Untuk mempermudah proses verifikasi ini, pengurus AMAN Enrekang sendiri telah membentuk tim etnografi, yang turun langsung ke lapangan untuk melakukan identifikasi dan penggalian informasi terkait masyarakat adat yang ada, mencakup sejarah, wilayah adat, kelembagaan dan struktur adat, ritual dan tempat-tempat bersejarah sebagai bukti otentik keberadaan mereka selama ini.

“Kita sudah identifikasi terdapat sekitar 35 komunitas yang bisa diverifikasi, sebagian di antaranya telah tergabung dalam AMAN sebanyak 18 komunitas, dan sebagian lagi kita akan perjuangankan bisa jadi anggota AMAN nantinya.”

Langkah lain yang akan ditempuh AMAN, menurut Paundanan adalah mempercepat proses pemetaan partisipatif di seluruh komunitas adat yang ada, khususnya yang telah terdaftar sebagai anggota AMAN.

“Selama ini, sejalan dengan proses Perda, kita juga telah melakukan pemetaan wilayah adat. Sudah ada beberapa komunitas yang telah memiliki peta, dan sisanya sedang dalam proses. Kita juga mendapatkan dukungan dari Badan Registrasi Wilayah Adat, yang memperkenalkan Sistem Informasi Wilayah Adat atau SIWA pada September 2015 lalu.”

Masyarakat adat di Enrekang menjadikan hutan sebagai ruang suci untuk berbagai ritual, seperti halnya di Komunitas Kaluppini yang sebagian besar ritual adatnya terkait dengan hutan. Foto: Wahyu Chandra

Masyarakat adat di Enrekang menjadikan hutan sebagai ruang suci untuk berbagai ritual, seperti halnya di Komunitas Kaluppini yang sebagian besar ritual adatnya terkait dengan hutan. Foto: Wahyu Chandra

Terkait masih adanya masih adanya penantangan sejumlah pihak terkait Perda ini dinilai Paundanan hanya karena adanya pemahaman keliru selama ini, baik tentang masyarakat adat itu sendiri ataupun tentang tujuan dari penggagasan Perda tersebut.

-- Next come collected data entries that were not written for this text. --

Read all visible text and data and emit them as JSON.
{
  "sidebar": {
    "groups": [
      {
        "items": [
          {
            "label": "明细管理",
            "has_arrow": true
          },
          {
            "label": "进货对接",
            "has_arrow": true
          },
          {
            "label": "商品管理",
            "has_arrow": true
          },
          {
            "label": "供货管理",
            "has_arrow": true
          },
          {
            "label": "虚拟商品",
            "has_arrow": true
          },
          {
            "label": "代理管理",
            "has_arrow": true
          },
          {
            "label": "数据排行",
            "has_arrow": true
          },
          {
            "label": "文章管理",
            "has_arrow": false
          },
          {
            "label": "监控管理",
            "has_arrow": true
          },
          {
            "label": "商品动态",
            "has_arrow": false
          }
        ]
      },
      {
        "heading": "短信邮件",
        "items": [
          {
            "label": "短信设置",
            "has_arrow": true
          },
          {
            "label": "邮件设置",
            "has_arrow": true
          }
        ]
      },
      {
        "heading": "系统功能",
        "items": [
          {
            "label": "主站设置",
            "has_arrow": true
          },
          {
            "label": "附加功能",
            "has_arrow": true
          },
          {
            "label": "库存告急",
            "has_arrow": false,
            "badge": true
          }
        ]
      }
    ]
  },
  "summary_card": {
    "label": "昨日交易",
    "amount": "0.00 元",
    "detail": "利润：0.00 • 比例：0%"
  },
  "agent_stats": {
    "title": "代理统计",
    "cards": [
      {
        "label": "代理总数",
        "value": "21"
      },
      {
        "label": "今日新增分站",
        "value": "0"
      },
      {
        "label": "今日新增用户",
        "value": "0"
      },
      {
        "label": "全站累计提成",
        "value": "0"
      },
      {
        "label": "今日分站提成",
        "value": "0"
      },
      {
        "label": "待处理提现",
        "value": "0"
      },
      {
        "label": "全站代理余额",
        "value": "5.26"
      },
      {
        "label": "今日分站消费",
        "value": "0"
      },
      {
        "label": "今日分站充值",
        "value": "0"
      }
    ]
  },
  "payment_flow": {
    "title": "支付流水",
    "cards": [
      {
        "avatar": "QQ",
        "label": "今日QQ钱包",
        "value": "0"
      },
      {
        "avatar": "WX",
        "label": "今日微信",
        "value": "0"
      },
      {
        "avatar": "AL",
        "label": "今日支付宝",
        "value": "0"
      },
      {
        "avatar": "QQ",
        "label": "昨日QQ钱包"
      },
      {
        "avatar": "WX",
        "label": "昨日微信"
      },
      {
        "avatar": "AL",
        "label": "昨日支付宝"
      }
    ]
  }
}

“Dari awal penggagasan Perda ini memang ada suara-suara miring yang seakan-akan Perda ini akan memperbenturkan antara adat dan agama, padahal keduanya bisa sejalan tanpa harus berbenturan. Ini juga akan menjadi tantangan bagi kami menjelaskan kepada mereka tentang subtansi perjuangan masyarakat adat selama ini.”

Bupati Enrekang, menurut Paundanan, dari awal sangat mendorong lahirnya Perda ini dengan harapan masyarakat adat di Enrekang bisa lebih berdaya dan beradab, bisa menegakkan aturan sesuai dengan yang berlaku di adat masing-masing. Termasuk dalam mempertahankan nilai-nilai kejujuran, kesederhanaan, dan sikap gotong-royong.

“Bupati berharap nilai-nilai yang ada dalam adat istiadat kita selama ini bisa secara konsisten dilaksanakan, menjadi landasan dalam berbuat agar bisa menjadi panutan bagi masyarakat, bertumpu pada nilai-nilai yang diwariskan oleh leluhur. Kita jangan mengikut pada faham-faham dari luar yang tidak diketahui asal-usulnya.”

Sardi Razak, Ketua BPH AMAN Sulsel, menilai lahirnya Perda ini sebagai momentum penting dalam memajukan hak-hak masyarakat adat di Sulawesi Selatan.

“Ini kebanggaan juga bagi kami dalam setahun ini dua daerah di Sulsel yang melahirkan Perda Masyarakat Adat, setelah sebelumnya Perda yang sama di Kabupaten Bulukumba. Meski memiliki subtansi yang berbeda, kedua Perda ini memiliki tujuan yang sama, yaitu bagaimana hak-hak masyarakat adat memperoleh pengakuan dan perlindungan dari negara.”

Sardi berharap daerah lain yang sedang berproses dalam melahirkan Perda yang sama menjadi terinspirasi dengan keberadaan kedua Perda ini.

“Bagi kami, ini juga bisa menjadi pembelajaran yang baik dalam hal pembuatan Perda. Setidaknya kini kami mengetahui secara jelas proses, mekanisme dan aturan-aturan yang harus dipenuhi dalam hal melahirkan Perda.”

Sardi berharap setelah lahirnya Perda ini masyarakat adat di Kabupaten Enrekang tidak berpuas diri dan segera mengambil langkah-langkah konkrit untuk mempercepat pengakuan dari negara.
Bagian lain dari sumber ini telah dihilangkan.